Nasional

Wewenang dan Tugas Rais 'Aam PBNU

Selasa, 30 November 2021 | 17:45 WIB

Wewenang dan Tugas Rais 'Aam PBNU

Logo Nahdlatul Ulama. (Foto: NU Online)

Jakarta, NU Online

Istilah rais 'aam digunakan untuk menyebut pemimpin tertinggi di dalam jam’iyah NU. Lengkapnya disebut Rais 'Aam Syuriyah Pengurus Besar Nahdlatul Ulama (PBNU). Rais 'Aam memiliki fungsi, wewenang, dan tugas dalam jam’iyah.


Dikutip dari Ensiklopedia NU, fungsi rais 'aam adalah sebagai kepala Ahlul Halli wal Aqdi (Ahwa). Semua keputusannya secara kolektif dalam syuriyah bersifat mengikat dan ditaati. Sementara kewenangan dan tugas Rais 'Aam PBNU diatur dalam Anggaran Rumah Tangga Nahdlatul Ulama (ART) NU hasil Muktamar ke-33 NU Jombang, pada 2015. 


Kewenangan dan tugas Rais 'Aam PBNU

Sebagai pemimpin tertinggi jam’iyah NU, rais 'aam memiliki lima wewenang yang termaktub di dalam ART NU Bab XVIII Pasal 58 ayat 1.

 

Pertama, mengendalikan pelaksanaan kebijakan umum organisasi.

 

Kedua, mewakili PBNU baik keluar maupun ke dalam yang menyangkut urusan keagamaan baik dalam bentuk konsultasi, koordinasi, maupun informasi. 


Ketiga, bersama ketua umum mewakili PBNU dalam hal melakukan tindakan penerimaan, pengalihan, tukar-menukar, penjaminan, penyerahan wewenang penguasaan atau pengelolaan dan penyertaan usaha atas harta benda bergerak dan/atau tidak bergerak milik atau yang dikuasai NU dengan tidak mengurangi pembatasan yang diputuskan oleh muktamar baik di dalam atau di luar pengadilan. 


Keempat, bersama ketua umum menandatangani keputusan-keputusan strategis PBNU.

 

Kelima, bersama ketua umum membatalkan keputusan perangkat organisasi yang bertentangan dengan AD dan ART NU. 


Di ayat berikutnya, masih di bab dan pasal yang sama, rais 'aam memiliki empat tugas.

 

Pertama, mengarahkan dan mengawasi pelaksanaan keputusan-keputusan muktamar dan kebijakan umum PBNU.

 

Kedua, memimpin, mengkoordinasikan dan mengawasi tugas-tugas di antara pengurus besar syuriyah. 


Ketiga, bersama ketua umum memimpin pelaksanaan muktamar, musyawarah nasional alim ulama, konferensi besar, rapat kerja, rapat pleno, rapat harian syuriyah dan tanfidziyah.

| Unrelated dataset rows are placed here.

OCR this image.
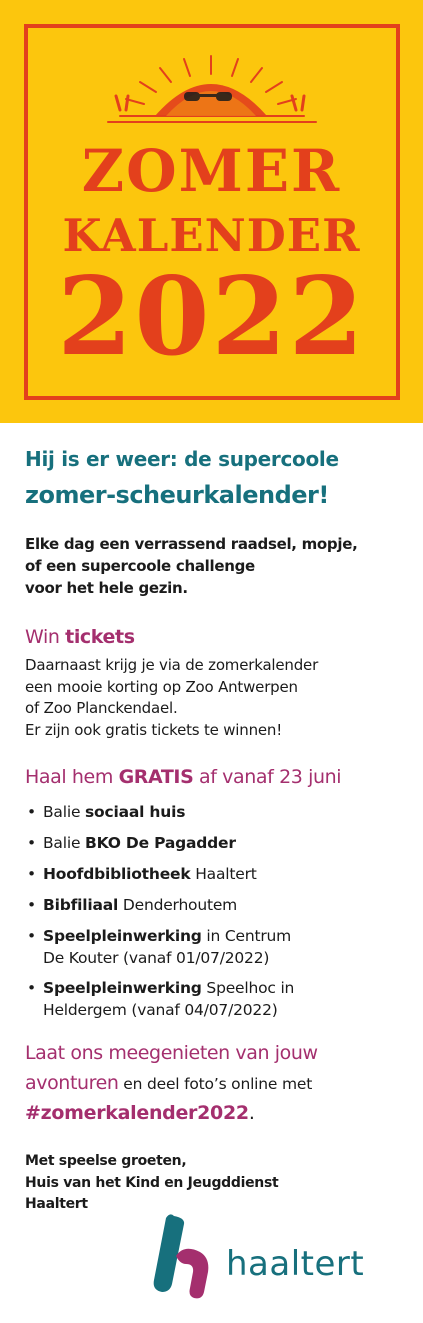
ZOMER
KALENDER
2022
Hij is er weer: de supercoole
zomer-scheurkalender!
Elke dag een verrassend raadsel, mopje,
of een supercoole challenge
voor het hele gezin.
Win tickets
Daarnaast krijg je via de zomerkalender
een mooie korting op Zoo Antwerpen
of Zoo Planckendael.
Er zijn ook gratis tickets te winnen!
Haal hem GRATIS af vanaf 23 juni
• Balie sociaal huis
• Balie BKO De Pagadder
• Hoofdbibliotheek Haaltert
• Bibfiliaal Denderhoutem
• Speelpleinwerking in Centrum
De Kouter (vanaf 01/07/2022)
• Speelpleinwerking Speelhoc in
Heldergem (vanaf 04/07/2022)
Laat ons meegenieten van jouw
avonturen en deel foto’s online met
#zomerkalender2022.
Met speelse groeten,
Huis van het Kind en Jeugddienst
Haaltert
haaltert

Keempat, memimpin rapat harian syuriyah dan rapat pengurus lengkap syuriyah.


Sejarah posisi Rais 'Aam

Di Ensiklopedia NU disebutkan, posisi rais 'aam dilakukan dengan cara berbeda-beda. Pertama, KH Hasyim Asy’ari pernah menduduki jabatan ini di masa awal dengan sebutan rais akbar dalam sebuah rapat sederhana pada 1926, ketika NU didirikan. 

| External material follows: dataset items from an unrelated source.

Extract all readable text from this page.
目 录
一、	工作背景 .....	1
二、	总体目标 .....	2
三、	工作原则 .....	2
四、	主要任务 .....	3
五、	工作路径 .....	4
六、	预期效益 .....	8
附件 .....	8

Kedua, pemilihan lewat muktamar setelah diadakan Kongres NU sampai Muktamar NU di Situbondo pada 1984. Ketiga, pemilihan lewat lembaga Ahlul Halli wal Aqdi di Situbondo untuk memilih KH Achmad Shiddiq sebagai rais 'aam. Keempat, kembali dipilih langsung oleh muktamirin secara aklamasi. 

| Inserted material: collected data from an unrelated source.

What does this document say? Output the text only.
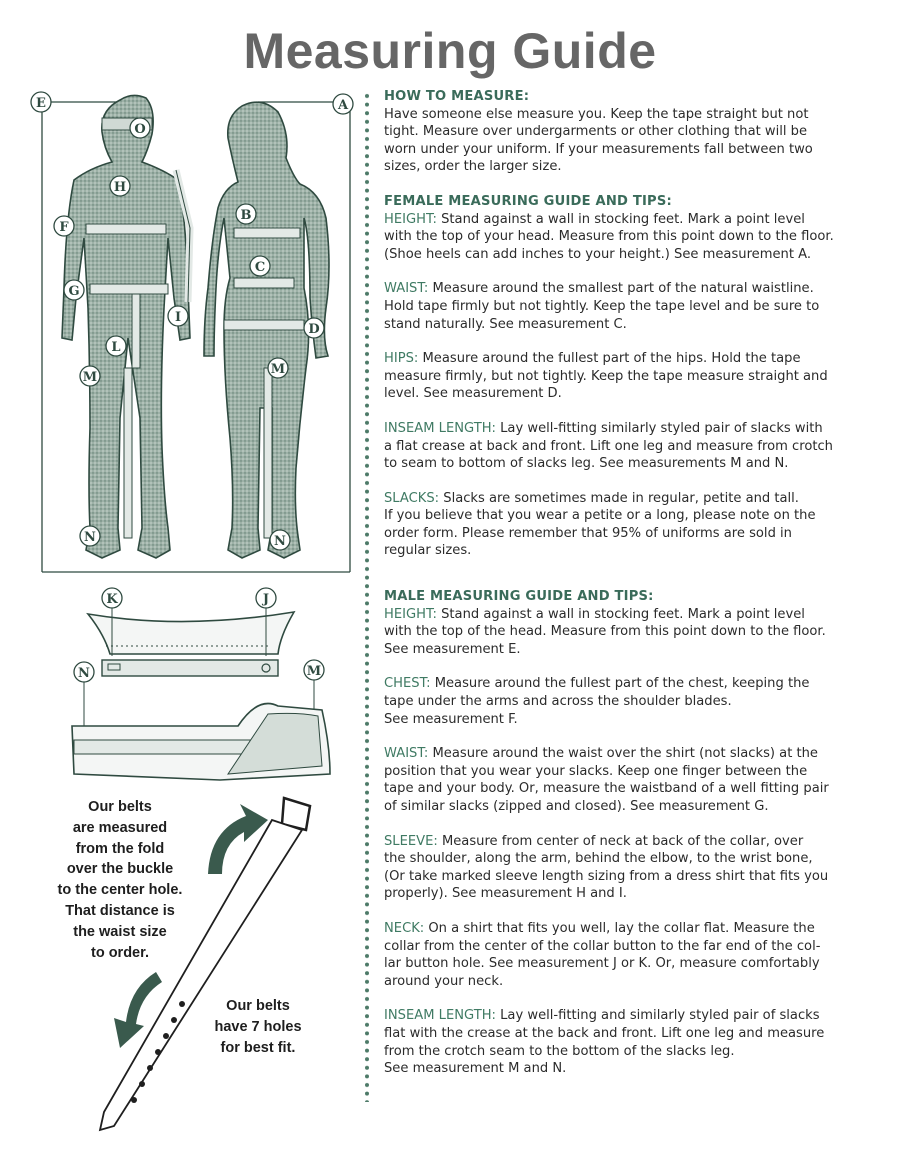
Measuring Guide
E	A
O
H
B
F
C
G
I
D
L
M
M
N	N
K	J
N	M
Our belts
are measured
from the fold
over the buckle
to the center hole.
That distance is
the waist size
to order.
Our belts
have 7 holes
for best fit.

HOW TO MEASURE:

Have someone else measure you. Keep the tape straight but not

tight. Measure over undergarments or other clothing that will be

worn under your uniform. If your measurements fall between two

sizes, order the larger size.

FEMALE MEASURING GUIDE AND TIPS:

HEIGHT: Stand against a wall in stocking feet. Mark a point level

with the top of your head. Measure from this point down to the floor.

(Shoe heels can add inches to your height.) See measurement A.

WAIST: Measure around the smallest part of the natural waistline.

Hold tape firmly but not tightly. Keep the tape level and be sure to

stand naturally. See measurement C.

HIPS: Measure around the fullest part of the hips. Hold the tape

measure firmly, but not tightly. Keep the tape measure straight and

level. See measurement D.

INSEAM LENGTH: Lay well-fitting similarly styled pair of slacks with

a flat crease at back and front. Lift one leg and measure from crotch

to seam to bottom of slacks leg. See measurements M and N.

SLACKS: Slacks are sometimes made in regular, petite and tall.

If you believe that you wear a petite or a long, please note on the

order form. Please remember that 95% of uniforms are sold in

regular sizes.

MALE MEASURING GUIDE AND TIPS:

HEIGHT: Stand against a wall in stocking feet. Mark a point level

with the top of the head. Measure from this point down to the floor.

See measurement E.

CHEST: Measure around the fullest part of the chest, keeping the

tape under the arms and across the shoulder blades.

See measurement F.

WAIST: Measure around the waist over the shirt (not slacks) at the

position that you wear your slacks. Keep one finger between the

tape and your body. Or, measure the waistband of a well fitting pair

of similar slacks (zipped and closed). See measurement G.

SLEEVE: Measure from center of neck at back of the collar, over

the shoulder, along the arm, behind the elbow, to the wrist bone,

(Or take marked sleeve length sizing from a dress shirt that fits you

properly). See measurement H and I.

NECK: On a shirt that fits you well, lay the collar flat. Measure the

collar from the center of the collar button to the far end of the col-

lar button hole. See measurement J or K. Or, measure comfortably

around your neck.

INSEAM LENGTH: Lay well-fitting and similarly styled pair of slacks

flat with the crease at the back and front. Lift one leg and measure

from the crotch seam to the bottom of the slacks leg.

See measurement M and N.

Mengingat NU merupakan pesantren besar yang meliputi pesantren-pesantren kecil yang dikelola oleh para ulama yang tergabung di NU, maka salah satu konvensi tak tertulis mengenai persyaratan menjadi rais aam adalah memiliki pesantren. Hingga kini, persyaratan itu masih berlaku.